Photo Gallery
INTO THE HEART OF THE AMAZON:
AMONG THE KAYAPO, 1992
from Penthouse, November 1993
© Scott Wallace
I hopped off the bush plane at A-ukre’s airstrip amind a cluster of wailing women and painted warriors brandishing Winchester rifles. The women sobbed in Kayapo, repeating the name of their young leader, “Paiakan, Paiakan.” Scores of naked children, their bodies painted in black stripes and geometric designs, stared out from the surrounding forest.
The braves led us down a path, across the blood-red dirt of the village clearing, and into a huge open-air hut in the village center. Scores of bare-chested Indians, their faces smeared in red and black war paint, huddled cross-legged amid a thicket of clubs, arrows, and shotguns. An elderly chief stomped around the hut’s perimeter — beating his chest, thrusting his rifle into the air — as he boasted in Kayapo of his past military exploits.
Paiakan himself soon emerged from the forest with a broad black band painted across his eyes. He was wearing the same brilliant feather headdress that had framed his portrait on the cover of Veja. At his side he lugged a gleaming new 12-gauge shotgun. The son of one of A-ukre’s four elder headmen and one of the few villagers fluent in Portuguese, Paiakan was, in fact, a first among equals here; the recognition he had earned for himself and his people in the outside world had cemented his authority at home.
The federal police were threatening to invade the Kayapo reserve to capture Paiakan. Fearing a commando raid on the village, A-ukre’s warriors had blocked the airstrip with fallen trees. But on the two-way radio that linked the village to Rendencao, Paiakan had agreed to see the group of Indian rights activists I had hooked up with for the trip in. At the appointed hour, the trees were pulled from the airstrip to allow our bush plane to land
We read a grim determination beneath the paint on the assembled faces. The warriors were dimly aware of the anti-Indian vitriol building among the Brazilians beyond their rain forest homeland. No one knew if Paiakan had really done what his accusers alleged, and no one seemed to care; all perceived a common threat and closed ranks behind their leader.
Only one week earlier, the feds had stormed the homelands of the Guajajara further north to seize marijuana plants used in tribal ceremonies. The incident had passed without bloodshed; the Indians captured the agents, stripped them of their weapons and uniforms, and released them stark naked. But a showdown in A-ukre would have offered little chance for such comic relief.
The Kayapo have been far more successful in preserving their traditions in the midst of outside pressure than most rainforest peoples, many of which have disappeared altogether in the face of outside contact. Anthropologists attribute the Kayapo’s survival to a highly regimented village life. At puberty, boys move out of their families’ homes to live among the village chiefs and elders. They learn the arts of tracking, hunting, warfare, and the highly theatrical ceremonies that bond villagers in a solid communal identity.

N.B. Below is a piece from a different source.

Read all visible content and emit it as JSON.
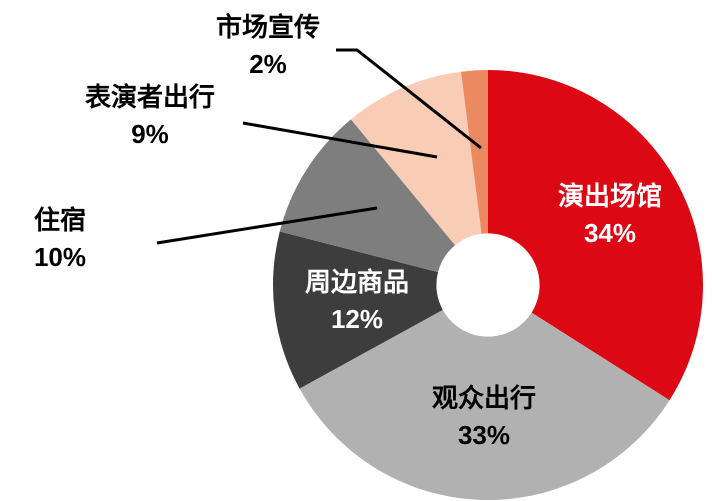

They are arguably the most powerful tribe in the entire Amazon Basin. Numbering only 4,000 or so, the Kayapo have formed the core of a resistance that — in league with neighboring tribes and international environmentalists — has halted an avalanche of ranchers, loggers and miners who have already decimated a huge swath of the eastern Amazon.
The Kayapo reserve and adjacent Indian lands embrace a treasure trove of near virgin rainforest — a defensive corridor several hundred miles in length that has, under now, eluded the grasp of rapacious developers. Which is why many believe the charges against Paiakan represented a cover for anti-Indian interests bent on cutting the Kayapo down to size and grabbing their resources.
In fact, my inquiries had already turned up a number of disturbing contradictions in the prosecution’s case. And with so much at stake, I was beginning to wonder if I wasn’t pushing my luck. The eastern Amazon is not the kind of place where red carpets are rolled out for outsiders asking lots of nosey questions. It is the most violent region in all of Brazil — an area where environmental devastation has proceeded on a massive scale under the aegis of a clique of ranchers and loggers who maintain their grip with threats and bribes and who, more often than not, dispense justice through the barrel of a gun.